Assuming you meant returning a string from __reduce__(), it has to be a bit more involved than that. This only works if the sentinel instance is defined in the same module where the class is. See this example for instance.

Imo it is reasonable to add support pickling for sentinels if the following conditions are respected:

  • The sentinel name is the same as the assigned variable (e.g. UNSET = Sentinel('UNSET')).
  • The sentinel is defined at the module level.
  • The Python implementation provides a way to get the previous frame of the call stack (e.g. through sys._getframe())

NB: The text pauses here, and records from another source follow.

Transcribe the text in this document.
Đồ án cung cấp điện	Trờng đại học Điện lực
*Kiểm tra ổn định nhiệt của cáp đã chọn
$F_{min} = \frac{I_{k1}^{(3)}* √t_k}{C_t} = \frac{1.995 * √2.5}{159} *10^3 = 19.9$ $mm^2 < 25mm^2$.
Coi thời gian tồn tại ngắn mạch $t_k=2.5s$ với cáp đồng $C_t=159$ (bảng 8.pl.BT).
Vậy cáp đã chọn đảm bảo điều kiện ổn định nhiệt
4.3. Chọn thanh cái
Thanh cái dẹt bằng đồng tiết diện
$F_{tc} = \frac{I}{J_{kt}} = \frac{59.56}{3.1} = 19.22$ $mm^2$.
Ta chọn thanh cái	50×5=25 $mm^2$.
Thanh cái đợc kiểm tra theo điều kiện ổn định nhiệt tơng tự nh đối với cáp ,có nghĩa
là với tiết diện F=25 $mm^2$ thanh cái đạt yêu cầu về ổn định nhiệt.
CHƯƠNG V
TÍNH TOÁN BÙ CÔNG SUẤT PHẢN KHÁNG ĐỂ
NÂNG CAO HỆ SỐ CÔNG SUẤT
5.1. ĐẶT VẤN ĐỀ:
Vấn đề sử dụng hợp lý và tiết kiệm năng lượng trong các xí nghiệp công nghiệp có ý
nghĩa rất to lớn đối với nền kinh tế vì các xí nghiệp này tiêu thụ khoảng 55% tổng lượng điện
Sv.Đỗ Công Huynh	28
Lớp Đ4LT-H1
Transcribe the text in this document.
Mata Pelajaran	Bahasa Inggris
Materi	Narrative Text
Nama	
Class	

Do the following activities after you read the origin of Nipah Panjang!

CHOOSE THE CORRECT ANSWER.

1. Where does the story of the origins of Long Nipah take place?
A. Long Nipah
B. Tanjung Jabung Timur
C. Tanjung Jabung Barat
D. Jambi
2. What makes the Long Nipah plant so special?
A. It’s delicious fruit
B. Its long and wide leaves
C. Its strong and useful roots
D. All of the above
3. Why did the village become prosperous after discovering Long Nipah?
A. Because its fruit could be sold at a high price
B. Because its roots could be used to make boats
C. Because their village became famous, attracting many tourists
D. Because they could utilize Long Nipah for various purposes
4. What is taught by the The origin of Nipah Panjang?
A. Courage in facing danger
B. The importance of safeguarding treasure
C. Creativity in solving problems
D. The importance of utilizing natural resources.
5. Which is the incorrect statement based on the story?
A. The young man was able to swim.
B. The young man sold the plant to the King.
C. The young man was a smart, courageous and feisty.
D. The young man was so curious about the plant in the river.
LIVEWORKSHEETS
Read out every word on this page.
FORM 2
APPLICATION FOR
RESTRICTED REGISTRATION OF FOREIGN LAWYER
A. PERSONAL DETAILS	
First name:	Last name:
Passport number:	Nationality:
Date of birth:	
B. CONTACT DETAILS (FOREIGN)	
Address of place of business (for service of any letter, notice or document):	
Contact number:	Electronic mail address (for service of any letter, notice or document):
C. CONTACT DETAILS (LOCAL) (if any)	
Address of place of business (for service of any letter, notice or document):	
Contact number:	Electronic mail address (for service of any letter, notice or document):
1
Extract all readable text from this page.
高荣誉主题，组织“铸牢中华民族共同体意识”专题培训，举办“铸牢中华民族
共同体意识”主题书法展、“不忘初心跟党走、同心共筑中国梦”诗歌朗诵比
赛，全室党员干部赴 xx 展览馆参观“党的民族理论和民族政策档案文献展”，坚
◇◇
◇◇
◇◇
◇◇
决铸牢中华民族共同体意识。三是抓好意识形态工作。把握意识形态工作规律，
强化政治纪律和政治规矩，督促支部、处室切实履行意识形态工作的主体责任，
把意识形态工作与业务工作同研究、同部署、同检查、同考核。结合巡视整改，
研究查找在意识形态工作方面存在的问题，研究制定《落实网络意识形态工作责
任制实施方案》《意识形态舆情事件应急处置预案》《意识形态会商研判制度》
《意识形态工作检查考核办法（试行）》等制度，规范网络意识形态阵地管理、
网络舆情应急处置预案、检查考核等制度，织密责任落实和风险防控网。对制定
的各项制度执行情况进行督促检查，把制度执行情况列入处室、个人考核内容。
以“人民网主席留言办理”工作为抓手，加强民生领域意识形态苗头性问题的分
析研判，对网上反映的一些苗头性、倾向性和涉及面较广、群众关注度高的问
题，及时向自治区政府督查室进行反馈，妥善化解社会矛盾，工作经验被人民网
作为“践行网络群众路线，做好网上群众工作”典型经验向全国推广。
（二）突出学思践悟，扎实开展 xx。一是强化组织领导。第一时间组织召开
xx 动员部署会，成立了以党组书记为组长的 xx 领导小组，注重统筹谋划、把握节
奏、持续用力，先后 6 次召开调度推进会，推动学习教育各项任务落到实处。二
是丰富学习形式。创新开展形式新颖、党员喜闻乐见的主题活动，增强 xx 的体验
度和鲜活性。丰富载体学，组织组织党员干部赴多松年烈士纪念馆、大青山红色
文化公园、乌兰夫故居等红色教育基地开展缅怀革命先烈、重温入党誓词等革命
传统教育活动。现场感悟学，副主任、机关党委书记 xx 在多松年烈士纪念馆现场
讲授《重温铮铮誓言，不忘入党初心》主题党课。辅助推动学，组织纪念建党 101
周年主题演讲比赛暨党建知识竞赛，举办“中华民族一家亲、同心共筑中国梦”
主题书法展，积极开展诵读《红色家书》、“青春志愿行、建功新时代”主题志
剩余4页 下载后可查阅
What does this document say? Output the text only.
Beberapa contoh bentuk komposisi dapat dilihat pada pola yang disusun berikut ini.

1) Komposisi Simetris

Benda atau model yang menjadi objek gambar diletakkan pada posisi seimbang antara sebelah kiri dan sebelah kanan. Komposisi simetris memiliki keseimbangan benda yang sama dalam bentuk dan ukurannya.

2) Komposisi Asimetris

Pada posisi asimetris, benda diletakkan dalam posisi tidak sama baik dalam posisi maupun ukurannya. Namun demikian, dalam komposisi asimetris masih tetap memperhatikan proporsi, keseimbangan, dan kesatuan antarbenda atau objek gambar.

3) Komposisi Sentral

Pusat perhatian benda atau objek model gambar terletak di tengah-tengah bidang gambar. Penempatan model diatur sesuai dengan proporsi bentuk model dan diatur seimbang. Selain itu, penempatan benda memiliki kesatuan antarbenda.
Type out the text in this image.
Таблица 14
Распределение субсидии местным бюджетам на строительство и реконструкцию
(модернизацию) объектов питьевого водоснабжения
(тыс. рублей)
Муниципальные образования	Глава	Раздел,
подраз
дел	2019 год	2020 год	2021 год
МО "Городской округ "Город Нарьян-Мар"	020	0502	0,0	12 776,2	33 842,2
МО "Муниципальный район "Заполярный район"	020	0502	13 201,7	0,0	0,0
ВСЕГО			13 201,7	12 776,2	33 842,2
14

Here is a sketch implementation without proper exception handling (can also be expanded, e.g. have the ability to provide a custom module name):

def _unpickle_sentinel(module_name, name):
    mod = importlib.import_module(module_name)
    return getattr(mod, name)


class Sentinel:
    def __init__(self, name): 
        self._name = name
        self._module_name = caller(default=None)

    ...

    def __reduce__(self):
        return (_unpickle_sentinel, (self._module_name, self._name))
262

This is because you didn’t assign to __module__. The official documentation is poor when it comes to this feature, but I eventually figured it out. This is the singleton version of your example:

class Sentinel:
    def __init__(self, name): 
        self._name = name
        self.__module__ = caller(default=None)

    def __reduce__(self):
        return self._name

Requiring the sentinel to be defined at the module level is reasonable trade-off. Sentinels can still be defined anywhere, but they must be a singleton to be pickled. This also supports ClassVar sentinels which would raise on your examples usage of getattr.

It’d follow the same rules for class singletons. If you can’t pickle a class from there, then you can’t pickle a sentinel from there either.